Banyak pelaku kejahatan yang cenderung membawa lari hasil tindak pidana ke luar negeri sebagai bentuk pencucian uang atau menjadi bagian dari kegiatan ekonomi bawah tanah di dalam negeri. Banyaknya dana atau harta yang diduga disimpan di dalam dan luar negeri dengan berbagai alasan antara lain karena harta atau penghasilan tersebut berasal dari hasil tindak pidana dan untuk menghindari pembayaran kewajiban perpajakan.

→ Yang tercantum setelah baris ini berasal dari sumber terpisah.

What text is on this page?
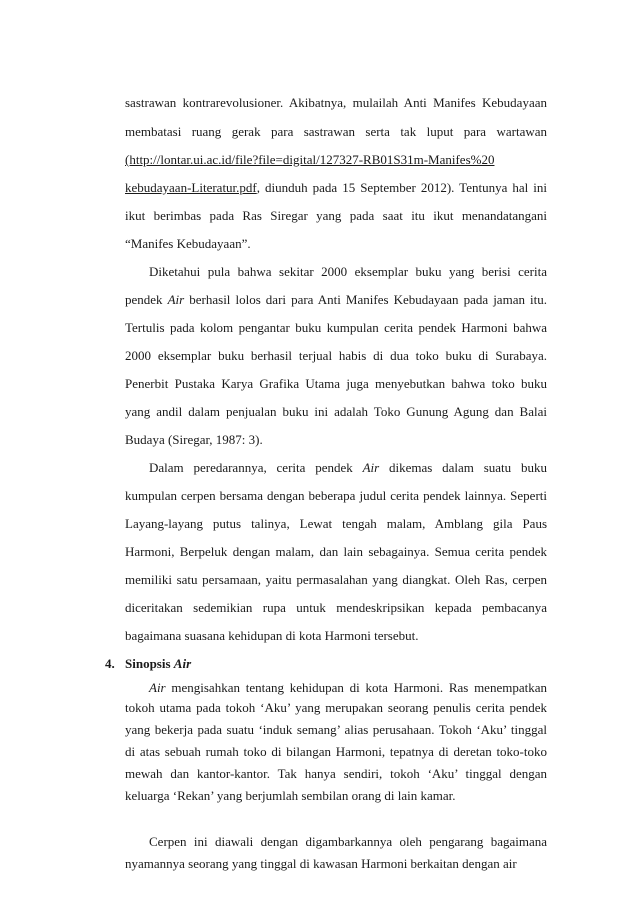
sastrawan kontrarevolusioner. Akibatnya, mulailah Anti Manifes Kebudayaan
membatasi ruang gerak para sastrawan serta tak luput para wartawan
(http://lontar.ui.ac.id/file?file=digital/127327-RB01S31m-Manifes%20
kebudayaan-Literatur.pdf, diunduh pada 15 September 2012). Tentunya hal ini
ikut berimbas pada Ras Siregar yang pada saat itu ikut menandatangani
“Manifes Kebudayaan”.
Diketahui pula bahwa sekitar 2000 eksemplar buku yang berisi cerita
pendek Air berhasil lolos dari para Anti Manifes Kebudayaan pada jaman itu.
Tertulis pada kolom pengantar buku kumpulan cerita pendek Harmoni bahwa
2000 eksemplar buku berhasil terjual habis di dua toko buku di Surabaya.
Penerbit Pustaka Karya Grafika Utama juga menyebutkan bahwa toko buku
yang andil dalam penjualan buku ini adalah Toko Gunung Agung dan Balai
Budaya (Siregar, 1987: 3).
Dalam peredarannya, cerita pendek Air dikemas dalam suatu buku
kumpulan cerpen bersama dengan beberapa judul cerita pendek lainnya. Seperti
Layang-layang putus talinya, Lewat tengah malam, Amblang gila Paus
Harmoni, Berpeluk dengan malam, dan lain sebagainya. Semua cerita pendek
memiliki satu persamaan, yaitu permasalahan yang diangkat. Oleh Ras, cerpen
diceritakan sedemikian rupa untuk mendeskripsikan kepada pembacanya
bagaimana suasana kehidupan di kota Harmoni tersebut.
4. Sinopsis Air
Air mengisahkan tentang kehidupan di kota Harmoni. Ras menempatkan
tokoh utama pada tokoh ‘Aku’ yang merupakan seorang penulis cerita pendek
yang bekerja pada suatu ‘induk semang’ alias perusahaan. Tokoh ‘Aku’ tinggal
di atas sebuah rumah toko di bilangan Harmoni, tepatnya di deretan toko-toko
mewah dan kantor-kantor. Tak hanya sendiri, tokoh ‘Aku’ tinggal dengan
keluarga ‘Rekan’ yang berjumlah sembilan orang di lain kamar.
Cerpen ini diawali dengan digambarkannya oleh pengarang bagaimana
nyamannya seorang yang tinggal di kawasan Harmoni berkaitan dengan air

Terdapat berbagai kejahatan masa lampau yang berkaitan dengan uang/dana hasil tindak pidana, yang diduga belum selesai ditangani oleh instansi penegak hukum. hal ini diduga karena sulitnya instansi penegak hukum membuktikan asal dan aliran dana hasil tindak pidana tersebut. Tindak pidana tersebut antara lain berupa tindak pidana korupsi, tindak pidana pencucian uang, tindak pidana pembalakan liar, tindak pidana di bidang perikanan dan kelautan, tindak pidana di bidang pertambangan, tindak pidana di bidang perbankan, tindak pidana kepabeanan dan cukai, tindak pidana perjudian serta tindak pidana di bidang penanaman modal. Kejahatan-kejahatan tersebut telah melibatkan atau menghasilkan harta kekayaan yang sangat besar jumlahnya.
Dalam sejarah perpajakan Indonesia, Pemerintah pernah memberikan fasilitas Pengampunan Pajak yang telah dilaksanakan pada tahun 1964 dengan pertimbangan bahwa ketentuan fiskal tidak membeda-bedakan apakah tambahan harta itu disebabkan oleh usaha-usaha halal atau diperoleh dengan tindak pidana umpama korupsi. Dengan demikian maka kelonggaran-kelonggaran fiskal yang sekiranya akan diadakan harus disertai pula kelonggaran-kelonggaran dibidang kepidanaan. Menyadari sepenuhnya bahwa aparatur pemungutan pajak belum mampu menghadapi pelanggaran-pelanggaran fiskal tersebut dan masih besarnya tantangan dan hambatan bagi aparat penegak hukum untuk mengusut kejahatan yang berkaitan dengan asal-usul harta yang tidak benar, dan disisi lain terdapat banyak potensi masyarakat pembayar pajak yang masih enggan mengungkap hartanya kedalam sistem perpajakan karena khawatir dengan pengusutan asal-usul harta mereka, maka Pemerintah perlu membentuk suatu kebijakan untuk mengatasi hal tersebut.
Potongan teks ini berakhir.